Dari tangan tersangka, polisi menyita potongan kalung emas milik korban seberat 6,310 gram yang belum sempat dijual.
Polisi juga mengamankan satu unit sepeda motor Honda Scoopy warna hijau bernomor polisi KT 6127 BAT, satu jaket hoodie hitam, satu masker hitam, serta satu lembar kwitansi pembelian emas.
Sementara bagian kalung yang masih berada pada korban, memiliki berat sekitar 8,31 gram.

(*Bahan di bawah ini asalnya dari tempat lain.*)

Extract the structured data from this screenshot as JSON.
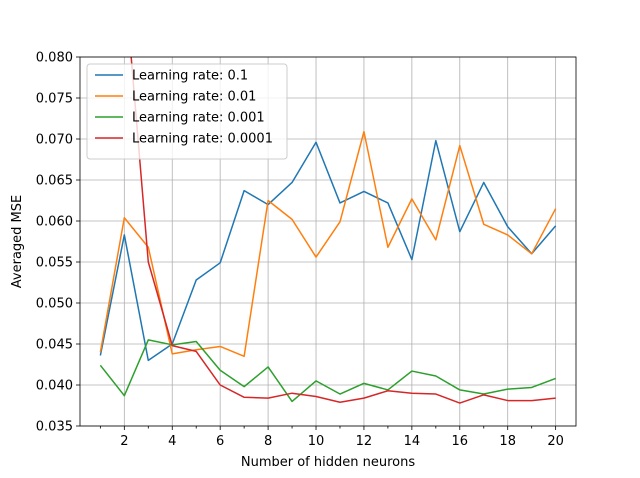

Dalam pemeriksaan, AMA mengakui perbuatannya. Ia mengaku sengaja mengenakan masker dan jaket untuk menghindari dikenali korban maupun warga sekitar.
Pelaku juga mengaku, berencana menjual emas hasil kejahatan tersebut namun tidak berhasil.
Nantinya, Uang hasil penjualan akan digunakan untuk membayar utang dan cicilan keluarga.
“Motifnya karena kebutuhan ekonomi untuk membayar utang maupun cicilan. Tersangka merupakan ibu rumah tangga yang sudah menikah,” kata Hendri.
Atas perbuatannya, AMA dijerat Pasal 479 Undang-Undang Nomor 1 Tahun 2023 tentang Kitab Undang-Undang Hukum Pidana (KUHP) terkait pencurian dengan kekerasan.
Pasal tersebut mengatur tindak pidana pencurian yang didahului, disertai, atau diikuti kekerasan maupun ancaman kekerasan terhadap orang dengan tujuan mempermudah pengambilan barang atau mempertahankan hasil kejahatan.
"Ancaman hukuman bagi pelaku dalam perkara tersebut paling lama sembilan tahun penjara," pungkasnya.